ALC outlines 10-point work program at Summit

HVNL compliance, safety improvements and upcoming COR changes discussed at industry meet

ALC outlines 10-point work program at Summit
Kilgariff says companies must consider their own operational circumstances to ensure COR compliance.


The Australian Logistics Council (ALC) has identified key priority areas that will form the basis of its efforts to improve supply chain safety in the coming year.

The topics were discussed at the two-day ALC Supply Chain Safety and Compliance Summit in Sydney this week.

ALC MD Michael Kilgariff says the event offered industry members an opportunity to recommit to continuous improvement, learn more about effective safety practices, and consider how to apply these techniques in their own day-to-day operations.

One of the core agendas of the eveny was to discuss the upcoming changes to Chain of Responsibility (COR) obligations under the Heavy Vehicle National Law (HVNL), and the development of a registered industry code of practice (Master Code) to assist COR compliance.

The event also discussed topics related to safety improvement, including greater use of telematics, improved training systems, more engagement with enforcement and regulatory bodies to improve compliance.

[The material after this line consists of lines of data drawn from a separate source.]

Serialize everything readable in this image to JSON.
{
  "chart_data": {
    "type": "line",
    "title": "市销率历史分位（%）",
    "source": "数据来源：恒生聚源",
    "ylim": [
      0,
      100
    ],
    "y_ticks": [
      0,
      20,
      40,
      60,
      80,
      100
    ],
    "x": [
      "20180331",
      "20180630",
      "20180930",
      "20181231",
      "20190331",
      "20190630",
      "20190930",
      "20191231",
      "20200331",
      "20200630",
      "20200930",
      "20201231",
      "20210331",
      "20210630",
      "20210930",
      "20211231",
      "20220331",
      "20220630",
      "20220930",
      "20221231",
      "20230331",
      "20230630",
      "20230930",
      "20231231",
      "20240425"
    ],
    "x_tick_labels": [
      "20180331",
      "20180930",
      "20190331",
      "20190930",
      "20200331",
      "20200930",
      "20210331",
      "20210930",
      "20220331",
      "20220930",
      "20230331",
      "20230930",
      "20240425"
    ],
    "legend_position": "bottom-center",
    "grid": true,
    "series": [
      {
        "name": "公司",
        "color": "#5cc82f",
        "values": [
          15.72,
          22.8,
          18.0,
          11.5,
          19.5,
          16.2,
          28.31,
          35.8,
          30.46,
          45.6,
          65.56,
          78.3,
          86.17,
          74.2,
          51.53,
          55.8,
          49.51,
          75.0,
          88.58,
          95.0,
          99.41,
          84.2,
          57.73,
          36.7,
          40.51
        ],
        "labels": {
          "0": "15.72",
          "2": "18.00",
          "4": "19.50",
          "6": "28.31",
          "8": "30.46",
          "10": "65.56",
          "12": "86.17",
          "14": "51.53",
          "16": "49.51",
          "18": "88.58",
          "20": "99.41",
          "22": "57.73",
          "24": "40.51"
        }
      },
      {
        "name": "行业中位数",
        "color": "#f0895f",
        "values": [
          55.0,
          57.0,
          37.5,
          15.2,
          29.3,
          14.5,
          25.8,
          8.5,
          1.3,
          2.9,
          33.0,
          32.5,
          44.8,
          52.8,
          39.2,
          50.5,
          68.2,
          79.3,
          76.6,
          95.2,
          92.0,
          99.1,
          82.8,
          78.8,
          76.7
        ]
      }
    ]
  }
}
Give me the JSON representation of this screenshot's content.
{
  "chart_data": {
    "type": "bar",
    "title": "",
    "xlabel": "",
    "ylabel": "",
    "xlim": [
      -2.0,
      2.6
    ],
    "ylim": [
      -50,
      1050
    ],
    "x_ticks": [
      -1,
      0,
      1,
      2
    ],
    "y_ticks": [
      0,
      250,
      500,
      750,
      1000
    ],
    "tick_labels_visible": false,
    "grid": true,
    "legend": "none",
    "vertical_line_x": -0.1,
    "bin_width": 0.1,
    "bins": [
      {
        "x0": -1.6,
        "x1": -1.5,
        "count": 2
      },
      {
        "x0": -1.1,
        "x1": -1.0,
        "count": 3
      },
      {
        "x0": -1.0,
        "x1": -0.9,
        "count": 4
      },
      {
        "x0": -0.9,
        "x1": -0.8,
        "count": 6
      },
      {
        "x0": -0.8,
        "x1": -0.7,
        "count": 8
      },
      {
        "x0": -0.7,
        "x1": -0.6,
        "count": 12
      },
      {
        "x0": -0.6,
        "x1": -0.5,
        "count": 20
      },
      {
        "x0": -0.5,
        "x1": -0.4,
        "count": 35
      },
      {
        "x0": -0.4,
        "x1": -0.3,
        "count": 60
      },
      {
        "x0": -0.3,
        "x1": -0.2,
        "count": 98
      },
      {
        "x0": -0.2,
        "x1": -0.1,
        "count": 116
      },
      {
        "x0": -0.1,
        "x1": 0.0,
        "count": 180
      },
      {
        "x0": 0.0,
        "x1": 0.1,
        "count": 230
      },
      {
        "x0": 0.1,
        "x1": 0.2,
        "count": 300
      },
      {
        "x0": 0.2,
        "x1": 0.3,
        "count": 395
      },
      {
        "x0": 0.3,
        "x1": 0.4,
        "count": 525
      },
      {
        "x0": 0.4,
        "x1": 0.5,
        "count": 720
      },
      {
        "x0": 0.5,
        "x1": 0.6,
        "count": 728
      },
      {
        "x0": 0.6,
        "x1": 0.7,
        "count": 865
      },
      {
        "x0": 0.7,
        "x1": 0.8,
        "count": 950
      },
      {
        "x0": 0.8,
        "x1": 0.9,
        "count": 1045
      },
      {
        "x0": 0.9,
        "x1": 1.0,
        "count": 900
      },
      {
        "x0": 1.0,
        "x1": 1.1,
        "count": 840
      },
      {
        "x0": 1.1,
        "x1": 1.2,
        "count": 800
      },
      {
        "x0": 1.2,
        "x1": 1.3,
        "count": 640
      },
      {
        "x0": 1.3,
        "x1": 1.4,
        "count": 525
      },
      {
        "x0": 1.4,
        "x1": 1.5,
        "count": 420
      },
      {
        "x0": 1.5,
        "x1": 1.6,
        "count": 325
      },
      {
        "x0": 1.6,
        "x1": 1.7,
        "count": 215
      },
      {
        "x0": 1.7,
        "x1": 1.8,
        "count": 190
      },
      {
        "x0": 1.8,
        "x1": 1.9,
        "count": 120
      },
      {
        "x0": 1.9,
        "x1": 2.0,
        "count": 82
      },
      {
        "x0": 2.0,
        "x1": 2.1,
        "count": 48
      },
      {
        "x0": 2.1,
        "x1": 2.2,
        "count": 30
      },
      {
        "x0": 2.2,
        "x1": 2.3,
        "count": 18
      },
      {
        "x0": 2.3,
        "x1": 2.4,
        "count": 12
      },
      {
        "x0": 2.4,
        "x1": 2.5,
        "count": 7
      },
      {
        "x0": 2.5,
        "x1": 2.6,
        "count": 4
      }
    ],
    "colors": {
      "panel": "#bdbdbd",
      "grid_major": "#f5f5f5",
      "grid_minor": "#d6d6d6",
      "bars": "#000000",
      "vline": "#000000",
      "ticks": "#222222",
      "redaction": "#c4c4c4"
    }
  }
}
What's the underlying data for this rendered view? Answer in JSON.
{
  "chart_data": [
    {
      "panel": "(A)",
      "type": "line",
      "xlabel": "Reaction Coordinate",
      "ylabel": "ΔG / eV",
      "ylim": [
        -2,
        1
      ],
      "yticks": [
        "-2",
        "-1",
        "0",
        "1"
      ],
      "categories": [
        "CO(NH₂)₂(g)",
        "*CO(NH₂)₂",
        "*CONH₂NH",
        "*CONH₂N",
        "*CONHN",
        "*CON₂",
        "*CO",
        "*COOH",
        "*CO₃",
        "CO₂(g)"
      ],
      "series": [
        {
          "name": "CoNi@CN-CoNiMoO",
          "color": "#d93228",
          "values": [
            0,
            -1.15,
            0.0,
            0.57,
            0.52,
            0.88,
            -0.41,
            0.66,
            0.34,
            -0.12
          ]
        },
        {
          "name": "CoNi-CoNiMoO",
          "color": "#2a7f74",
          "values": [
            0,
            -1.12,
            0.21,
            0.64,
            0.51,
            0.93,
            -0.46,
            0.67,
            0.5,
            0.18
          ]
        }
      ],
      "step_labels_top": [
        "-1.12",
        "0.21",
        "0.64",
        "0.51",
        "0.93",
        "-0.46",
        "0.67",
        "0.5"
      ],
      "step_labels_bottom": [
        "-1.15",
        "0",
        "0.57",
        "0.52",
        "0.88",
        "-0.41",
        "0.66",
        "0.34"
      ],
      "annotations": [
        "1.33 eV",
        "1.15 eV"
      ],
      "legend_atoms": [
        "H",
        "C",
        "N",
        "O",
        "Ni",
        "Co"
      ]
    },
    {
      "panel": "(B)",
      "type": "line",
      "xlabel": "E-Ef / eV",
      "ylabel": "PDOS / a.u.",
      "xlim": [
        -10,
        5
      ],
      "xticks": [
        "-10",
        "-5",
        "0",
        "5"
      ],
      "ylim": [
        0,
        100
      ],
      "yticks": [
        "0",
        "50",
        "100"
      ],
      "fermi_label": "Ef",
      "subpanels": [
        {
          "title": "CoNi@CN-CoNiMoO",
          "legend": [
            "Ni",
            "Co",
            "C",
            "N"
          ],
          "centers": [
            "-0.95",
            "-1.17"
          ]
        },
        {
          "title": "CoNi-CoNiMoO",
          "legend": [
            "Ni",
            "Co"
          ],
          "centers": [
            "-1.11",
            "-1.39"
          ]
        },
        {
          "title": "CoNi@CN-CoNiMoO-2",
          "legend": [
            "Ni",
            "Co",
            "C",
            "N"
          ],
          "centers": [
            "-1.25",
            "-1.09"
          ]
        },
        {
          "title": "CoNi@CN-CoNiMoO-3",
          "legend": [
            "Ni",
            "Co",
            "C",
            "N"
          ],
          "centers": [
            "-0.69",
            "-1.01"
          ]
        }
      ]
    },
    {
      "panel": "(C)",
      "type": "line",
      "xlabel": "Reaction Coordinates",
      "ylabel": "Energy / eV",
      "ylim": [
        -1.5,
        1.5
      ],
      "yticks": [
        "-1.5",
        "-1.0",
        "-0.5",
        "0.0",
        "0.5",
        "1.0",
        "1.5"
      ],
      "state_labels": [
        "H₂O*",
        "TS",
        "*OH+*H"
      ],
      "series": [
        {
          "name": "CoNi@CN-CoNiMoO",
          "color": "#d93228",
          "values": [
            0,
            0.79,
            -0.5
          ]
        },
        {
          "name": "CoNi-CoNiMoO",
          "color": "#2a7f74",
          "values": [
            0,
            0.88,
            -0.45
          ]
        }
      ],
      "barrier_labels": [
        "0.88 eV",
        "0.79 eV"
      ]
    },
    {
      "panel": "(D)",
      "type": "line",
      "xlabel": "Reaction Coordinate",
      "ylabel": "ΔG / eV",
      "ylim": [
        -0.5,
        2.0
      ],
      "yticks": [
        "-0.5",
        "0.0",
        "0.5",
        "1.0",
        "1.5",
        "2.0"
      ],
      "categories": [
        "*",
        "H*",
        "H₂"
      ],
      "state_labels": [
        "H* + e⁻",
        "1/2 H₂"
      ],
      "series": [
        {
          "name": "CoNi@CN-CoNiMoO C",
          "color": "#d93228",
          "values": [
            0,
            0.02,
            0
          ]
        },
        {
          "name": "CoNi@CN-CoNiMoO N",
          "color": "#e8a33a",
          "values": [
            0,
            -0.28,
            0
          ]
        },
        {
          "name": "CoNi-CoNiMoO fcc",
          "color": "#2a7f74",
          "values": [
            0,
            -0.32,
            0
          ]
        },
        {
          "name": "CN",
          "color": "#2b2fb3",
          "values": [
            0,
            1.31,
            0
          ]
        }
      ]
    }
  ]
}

"The Summit also incorporated a range of interactive workshops designed to furnish supply chain practitioners with practical advice on meeting their Chain of Responsibility obligations," Kilgariff says.

"Through a series of consultative workshops, attendees also had the opportunity to directly shape the content of the Master Code for heavy vehicle safety, currently being developed by ALC in partnership with the Australian Trucking Association." 

Over 280 guests attended the Summit, including NSW roads and freight minister Melinda Pavey and UK traffic commissioner for London and south east England Sarah Bell, whose keynote presentation focused on the role traffic commissioners play in managing risks to road safety in the UK.

The topics discussed at the Summit will form the basis of ALC’s safety-related work program in 2018.

The 10-point program includes:

1.  The Master Code is a significant step – but it can’t solve all the problems. ALC will work to ensure it is comprehensive resource for industry – but organisations will still need to consider their own operational circumstances when thinking about COR compliance.

2.  Continuous improvement in safety is a core aspect of freight’s social licence. ALC will work with industry and governments to highlight the improved technology and safety features of modern heavy vehicles to contribute to improved safety for all road users, including passenger vehicles.

3.  Safety is a shared responsibility. ALC will continue working to highlight this within the industry and in other sectors, especially given the increased COR obligations of directors/executive officers from mid-2018. Driving continuous improvement in compliance is both good community practice and good business practice.

4.  There is scope to make greater use of telematics and technology in safety. ALC will continue to advocate for the compulsory use of telematics to improve safety, as well as the removal of legislative and regulatory barriers that prevent the uptake of technology that improves safety and productivity. 

5.  COR compliance will increasingly factor into procurement and contract arrangements. Both Governments and listed companies are writing COR compliance requirements into contractual arrangements, and won’t deal with businesses that can’t demonstrate compliance. Through the delivery of the Master Code, ALC will assist businesses to develop procedures they need to not only ensure compliance, but demonstrate it.

6.  Training is vital. Businesses need to make certain their employees (and subcontractors) understand their COR obligations. ALC will emphasise the importance of building COR compliance components into training employee training modules – for both new and existing employees.

7.  Relatively low cost of entry to industry poses safety risks. Often new entrants to the sector are failing to invest adequately in vehicle safety and COR compliance. ALC will continue our advocacy on operator licensing/compliance and work with regulators to encourage a particular focus on compliance in this area of the market, especially given anticipated growth in e-commerce and peer-to-peer freight delivery models.

8.  Executives need to understand COR compliance and effectiveness of their organisation’s systems. Board reporting on COR is not just a good way of ensuring obligations are being complied with – but is also a good way of keeping safety issues a priority for businesses. ALC will continue to work with industry to develop metrics for COR board reporting that makes the information provided to executives meaningful, and capable of driving safety and business improvement. 

9.  Heavy vehicles are still overrepresented in accident and fatality statistics – even though heavy vehicle drivers are not always the party at fault. Trend lines have started to run the wrong way – and this is not a time for complacency. ALC will engage with law-enforcement and regulatory agencies to help determine what factors are driving this (including illicit drug use), and assist with the development and delivery of strategies to combat them. 

10.  Messages about load restraint/overloading are still not penetrating the whole of the industry. ALC will continue to support regulators’ efforts to promote this critical safety issue, particularly among smaller and independent operators.